Crawler Tutorial-1：Basic Structure of a Web Page

Posted on 2018-09-11 In Crawler Waline:

In this era of information, everyone should notice the value of information. Wherever there is information, there is also treasure and success! If you can build your own web crawler, it will be easier for you to acquire the huge treasure in the world of Internet.

I’m a beginner in the field of web crawler. The purpose of this blog is to record my learning and hope these articles could also help you to learn web crawler. My English is not very good, so it would be appreciated if you could point out my grammar mistakes.

The truth of a web page

Let us open a website to have a look. It may look like this:

With an elegant format design and some pictures.

Actually, when you right-click the web page and choose View Page Source(or something like this), you’ll get these stuff:

It looks like some kind of programming language, doesn’t it? We call it HTML(HyperText Markup Language), as you see, it’s a kind of markup language. Except HTML, a web page also contains CSS and JavaScript. They work together to build the web page what we usually see. We won’t go deep into the connections among them.

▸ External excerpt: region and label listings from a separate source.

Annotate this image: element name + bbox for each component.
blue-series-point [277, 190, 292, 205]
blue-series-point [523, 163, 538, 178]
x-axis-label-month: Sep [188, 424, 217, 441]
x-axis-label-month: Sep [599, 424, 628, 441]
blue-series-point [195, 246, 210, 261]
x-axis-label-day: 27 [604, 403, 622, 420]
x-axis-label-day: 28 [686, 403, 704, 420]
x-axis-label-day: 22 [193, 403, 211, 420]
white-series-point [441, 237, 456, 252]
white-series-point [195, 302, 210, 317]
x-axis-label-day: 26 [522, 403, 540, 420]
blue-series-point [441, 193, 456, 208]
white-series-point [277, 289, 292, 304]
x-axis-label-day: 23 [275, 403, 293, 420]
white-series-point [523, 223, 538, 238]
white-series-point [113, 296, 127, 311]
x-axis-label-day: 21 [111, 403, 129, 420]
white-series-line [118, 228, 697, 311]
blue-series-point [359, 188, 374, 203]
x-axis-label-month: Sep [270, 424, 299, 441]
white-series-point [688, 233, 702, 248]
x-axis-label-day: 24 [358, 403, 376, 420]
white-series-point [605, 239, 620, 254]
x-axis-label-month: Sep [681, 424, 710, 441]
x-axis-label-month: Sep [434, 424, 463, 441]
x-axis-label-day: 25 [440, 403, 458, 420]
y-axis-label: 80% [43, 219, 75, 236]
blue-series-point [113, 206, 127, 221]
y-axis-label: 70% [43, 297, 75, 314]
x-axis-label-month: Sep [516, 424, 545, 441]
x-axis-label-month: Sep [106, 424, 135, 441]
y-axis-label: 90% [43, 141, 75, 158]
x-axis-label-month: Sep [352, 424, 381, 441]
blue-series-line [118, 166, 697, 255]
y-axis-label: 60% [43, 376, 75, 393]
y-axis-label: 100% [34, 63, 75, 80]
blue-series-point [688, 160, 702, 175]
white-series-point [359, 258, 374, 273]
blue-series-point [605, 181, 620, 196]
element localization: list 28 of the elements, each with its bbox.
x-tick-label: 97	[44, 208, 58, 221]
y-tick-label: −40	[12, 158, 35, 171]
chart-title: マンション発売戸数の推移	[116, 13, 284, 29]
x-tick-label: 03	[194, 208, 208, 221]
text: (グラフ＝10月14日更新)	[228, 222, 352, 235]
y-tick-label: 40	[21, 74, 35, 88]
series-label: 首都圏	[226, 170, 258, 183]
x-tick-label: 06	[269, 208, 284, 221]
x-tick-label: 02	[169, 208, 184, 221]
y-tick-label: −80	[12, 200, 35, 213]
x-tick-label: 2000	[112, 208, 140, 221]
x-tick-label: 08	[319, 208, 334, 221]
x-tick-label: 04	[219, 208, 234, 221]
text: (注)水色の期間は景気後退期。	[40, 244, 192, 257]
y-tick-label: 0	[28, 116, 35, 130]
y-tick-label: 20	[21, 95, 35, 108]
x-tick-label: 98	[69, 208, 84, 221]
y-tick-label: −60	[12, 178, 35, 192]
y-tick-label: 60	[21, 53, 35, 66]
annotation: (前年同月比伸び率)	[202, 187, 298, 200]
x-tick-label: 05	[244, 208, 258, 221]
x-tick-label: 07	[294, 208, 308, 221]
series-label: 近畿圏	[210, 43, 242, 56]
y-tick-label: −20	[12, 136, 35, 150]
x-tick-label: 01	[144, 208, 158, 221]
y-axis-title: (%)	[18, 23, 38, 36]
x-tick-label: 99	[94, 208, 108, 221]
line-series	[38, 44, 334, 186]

Anyway, when we right-click the web page we can get its source code, and we’ll obtain the data we want from the source code. Basically, every useful content is included in labels like <div>...</div>，<li>...</li>, and labels contains attributes like href="http://www.gakki.cute.com", class="Gakki", or texts like >Gakki is my wife<. These links or texts contained in the labels are usually what we want to download from websites.

Tools

For the sake of acquiring those data from the Internet. We need a handy tool.

Life is short, you need Python.

Python is really a powerful and easy-learning programming language. Everyone can handle it in a short time. It has simple syntax which is very readable, and there is an active community to support its development. Many geniuses have wrote their libraries for specifical problems. All we need to do is to import their libraries, use the functions they built for us. In a word, you need python and you will not regret to learn it.

Python is just like designed to bulid web crawlers, coding in python is a relaxing thing. Lots of libraries are bulit for crawlers, such as BeautifulSoup, lxml, requests, selenium, PyQuery, Urlib, regular expression, etc. I’ve used most of them. As far as I’m concerned, the following three libraries are most helpful:

requests
lxml
regular expression

requests is used to send a request to a server and get a webpage source, lxml and regular expression are used to parse the page source. If you choose Chrome as your browser like me, it will be very easy to get the xpath of an element or a lable for lxml to locate.

Lastly, requests and lxml are third-party libraries, you need to install them first:

1 2	pip install requests pip install lxml

P.S. The series of tutorials is based on python3, and multiprocessing(A tech can help accelerate your crawler which I’ll talk about in another tutorial) is much easier to accomplish in python3 than python2.
So, download python3 and start your coding.